Tag Archives: Guitar Center

GUITAR STORE CONFESSIONS

Photo courtesy of Caitlin Becker

I can count all the times I’ve been complimented in a music store. When I first started learning guitar as a kid, being complimented in a music store was an attainable dream on the list of dreams. It was among the things I wanted in a “Oh that would be nice too” sort of a way. I fantasized about it as recess from the other more extreme fantasies.

This is because a big part of electric guitar is the culture of big tits. For guitar players, big tits = shred, and shred = fancy in-your-face guitar playing that immediately shows off. If you have the big tits of shred, everyone wants to see it. But you’re not allowed to touch someone else’s big tits of shred, you just have to stare and admire it, or envy it. To put it another way, shred is obvious and powerful the way big tits are, and the feelings of attraction and confusion that shred inspires among guitarists are not, I submit to you, entirely different from the feelings many of us have about big tits.

I was 12 when I started taking guitar lessons, and my teacher back then was 13. I remember once, during a lesson in his living room, he told me that he went to a guitar store and bunch of other kids crowded around him and watched him play. “Yes,” I thought to myself as a hapless beginner, “I must have that too someday.” And it was at that moment that I first entered the gladiator’s arena and took my shoes off.

All these years later, do you want to know how many times I have received praise in a music store? The answer is 4. You may be wondering, “Is 4 a lot or a little?” You must decide for yourself. Judge my 4 how you will, with all that you know about shred and big tits.

Know too that many people who work in guitar stores are basically Comic Book Guy from The Simpsons. This may explain why 2 of my 4 praises are not from playing guitar but from playing piano. I can imagine that the culture of piano is different, that there’s less silent hatred among players, less overall anxiety in the rat race for shred. Maybe because there’s never quite been a Jimi Hendrix on keyboard.

In any case, I’m not a good piano player, but it has brought me 50% of my music-store props. The first time anyone ever said to me, “Hey, you sound good,” I was diddling around on a keyboard in Teaneck, NJ. I had been playing guitar for about 8 years at that point, and I felt totally ready for someone in a music store to say that I was a shredder. But it didn’t happen until I sat down to play a keyboard, maybe because I wasn’t trying so hard, or maybe because I can only play pleasant, Paul McCartney–type stuff. It happened again at the Guitar Center near Union Square: I was sitting at a piano and people stopped and watched for a while, which counts the same as praise in my scoring system.

If I could, I would trade those for 2 more guitar praises, guitar being my main phallus and my main big tits, but that’s not allowed.
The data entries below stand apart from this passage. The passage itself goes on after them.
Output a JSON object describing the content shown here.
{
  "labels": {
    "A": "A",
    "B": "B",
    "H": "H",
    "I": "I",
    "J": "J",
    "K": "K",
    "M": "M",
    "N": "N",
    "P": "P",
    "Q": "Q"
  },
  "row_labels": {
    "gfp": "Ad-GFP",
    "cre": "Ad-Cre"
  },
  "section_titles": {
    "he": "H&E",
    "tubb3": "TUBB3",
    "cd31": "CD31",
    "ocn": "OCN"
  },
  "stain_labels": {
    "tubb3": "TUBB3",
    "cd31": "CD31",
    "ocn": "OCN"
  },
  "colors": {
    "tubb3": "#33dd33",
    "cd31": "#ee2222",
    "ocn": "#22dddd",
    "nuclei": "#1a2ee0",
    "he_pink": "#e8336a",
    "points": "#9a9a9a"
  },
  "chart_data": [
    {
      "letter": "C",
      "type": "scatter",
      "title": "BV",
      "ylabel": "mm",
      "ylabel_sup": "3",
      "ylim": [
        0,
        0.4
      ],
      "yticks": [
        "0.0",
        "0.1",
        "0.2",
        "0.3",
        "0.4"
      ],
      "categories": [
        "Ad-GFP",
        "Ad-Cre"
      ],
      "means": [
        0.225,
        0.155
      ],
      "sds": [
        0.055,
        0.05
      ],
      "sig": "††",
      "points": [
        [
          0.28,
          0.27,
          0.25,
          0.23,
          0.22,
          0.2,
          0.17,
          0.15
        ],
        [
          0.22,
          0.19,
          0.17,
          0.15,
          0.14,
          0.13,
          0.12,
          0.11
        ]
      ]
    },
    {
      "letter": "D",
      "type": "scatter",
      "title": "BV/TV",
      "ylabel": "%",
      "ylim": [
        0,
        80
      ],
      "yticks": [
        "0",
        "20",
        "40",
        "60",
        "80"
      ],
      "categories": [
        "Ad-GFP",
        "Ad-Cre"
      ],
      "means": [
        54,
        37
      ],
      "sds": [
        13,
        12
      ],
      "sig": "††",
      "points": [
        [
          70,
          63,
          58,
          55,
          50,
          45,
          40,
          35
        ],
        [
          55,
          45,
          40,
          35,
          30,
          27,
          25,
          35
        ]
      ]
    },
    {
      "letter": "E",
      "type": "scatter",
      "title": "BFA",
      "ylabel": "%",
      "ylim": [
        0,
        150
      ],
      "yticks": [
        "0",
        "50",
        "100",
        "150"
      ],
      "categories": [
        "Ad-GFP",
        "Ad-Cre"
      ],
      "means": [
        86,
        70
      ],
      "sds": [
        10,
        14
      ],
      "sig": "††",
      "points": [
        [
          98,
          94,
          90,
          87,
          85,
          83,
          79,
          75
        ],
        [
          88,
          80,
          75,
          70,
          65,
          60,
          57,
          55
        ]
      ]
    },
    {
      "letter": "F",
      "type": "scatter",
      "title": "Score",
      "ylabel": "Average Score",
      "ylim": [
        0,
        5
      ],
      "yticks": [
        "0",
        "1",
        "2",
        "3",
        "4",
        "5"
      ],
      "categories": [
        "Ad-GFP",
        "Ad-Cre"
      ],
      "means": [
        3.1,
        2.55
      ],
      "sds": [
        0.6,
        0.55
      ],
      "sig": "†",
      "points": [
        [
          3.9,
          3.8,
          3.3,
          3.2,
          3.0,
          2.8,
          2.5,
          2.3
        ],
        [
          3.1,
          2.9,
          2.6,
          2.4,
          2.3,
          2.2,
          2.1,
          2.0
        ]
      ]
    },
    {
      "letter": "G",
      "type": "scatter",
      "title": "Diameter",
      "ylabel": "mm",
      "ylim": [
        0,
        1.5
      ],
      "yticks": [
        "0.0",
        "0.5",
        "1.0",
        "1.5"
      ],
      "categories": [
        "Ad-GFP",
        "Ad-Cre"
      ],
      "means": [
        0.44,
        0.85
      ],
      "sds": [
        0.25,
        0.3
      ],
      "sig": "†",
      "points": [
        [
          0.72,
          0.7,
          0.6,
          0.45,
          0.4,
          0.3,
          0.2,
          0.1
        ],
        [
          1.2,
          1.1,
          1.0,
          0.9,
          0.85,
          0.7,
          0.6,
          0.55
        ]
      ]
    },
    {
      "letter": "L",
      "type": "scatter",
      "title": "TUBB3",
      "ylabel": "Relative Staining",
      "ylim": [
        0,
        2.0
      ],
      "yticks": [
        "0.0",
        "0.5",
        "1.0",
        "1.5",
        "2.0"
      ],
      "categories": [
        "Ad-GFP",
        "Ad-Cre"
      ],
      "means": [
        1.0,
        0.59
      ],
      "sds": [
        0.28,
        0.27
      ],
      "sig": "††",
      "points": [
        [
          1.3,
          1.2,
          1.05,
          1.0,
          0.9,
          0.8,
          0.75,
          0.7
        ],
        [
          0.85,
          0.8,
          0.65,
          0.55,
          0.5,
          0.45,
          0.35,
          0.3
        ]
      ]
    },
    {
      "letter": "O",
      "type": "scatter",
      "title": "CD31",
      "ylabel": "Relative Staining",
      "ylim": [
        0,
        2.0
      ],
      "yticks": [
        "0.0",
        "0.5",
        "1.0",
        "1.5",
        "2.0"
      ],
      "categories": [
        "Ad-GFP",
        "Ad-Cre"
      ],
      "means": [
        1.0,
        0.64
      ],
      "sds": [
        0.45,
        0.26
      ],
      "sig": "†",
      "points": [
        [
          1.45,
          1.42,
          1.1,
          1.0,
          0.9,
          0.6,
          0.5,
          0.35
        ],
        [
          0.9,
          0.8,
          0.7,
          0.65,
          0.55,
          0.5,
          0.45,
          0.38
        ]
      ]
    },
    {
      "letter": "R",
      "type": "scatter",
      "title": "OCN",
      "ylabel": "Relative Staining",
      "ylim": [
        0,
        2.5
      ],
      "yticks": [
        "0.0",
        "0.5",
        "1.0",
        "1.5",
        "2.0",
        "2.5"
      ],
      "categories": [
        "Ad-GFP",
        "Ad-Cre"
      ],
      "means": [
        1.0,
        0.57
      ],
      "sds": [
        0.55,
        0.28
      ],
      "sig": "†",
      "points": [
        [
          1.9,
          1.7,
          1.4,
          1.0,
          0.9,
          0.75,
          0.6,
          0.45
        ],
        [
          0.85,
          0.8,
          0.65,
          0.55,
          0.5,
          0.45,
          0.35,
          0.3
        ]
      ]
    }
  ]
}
Of my 2 guitar praises, one is from a guy in a store in Roslyn, Long Island, who seemed like he might have been looking for a guitar-bro. He was in his 40s, he had an 18-year-old son, but he gave off the vibe of the kid on the playground who wants to be friends more than you want to be friends. It was a small guitar store, and I didn’t want to get sucked into a conversation with this guy about his rig and his band and his dreams, so I bailed.

My 4th guitar praise, which is probably the only one that really counts, is from the owner of 30th St. Guitars, Matt Brewster, who once looked up when I played “Le Freak” by Chic. I was playing a BC Rich through a Marshall stack, which is totally un-Chic. But I made it sound like “Freak Out,” because I’ve had a thing with Nile Rodgers since 10th grade, and I even saw him on the street once. And while I was playing, Matt looked up at me from the back of the store and did the frowning nod thing.

So, to be perfectly honest with you, my 4 is really a 1. But it’s a good 1. And earlier, when I said that you yourself must decide whether my 4 counts for a lot or a little, it was really another way of saying that my 4 counts for a little. But I say too that my 4 contains 1 really great 1. So let that be known.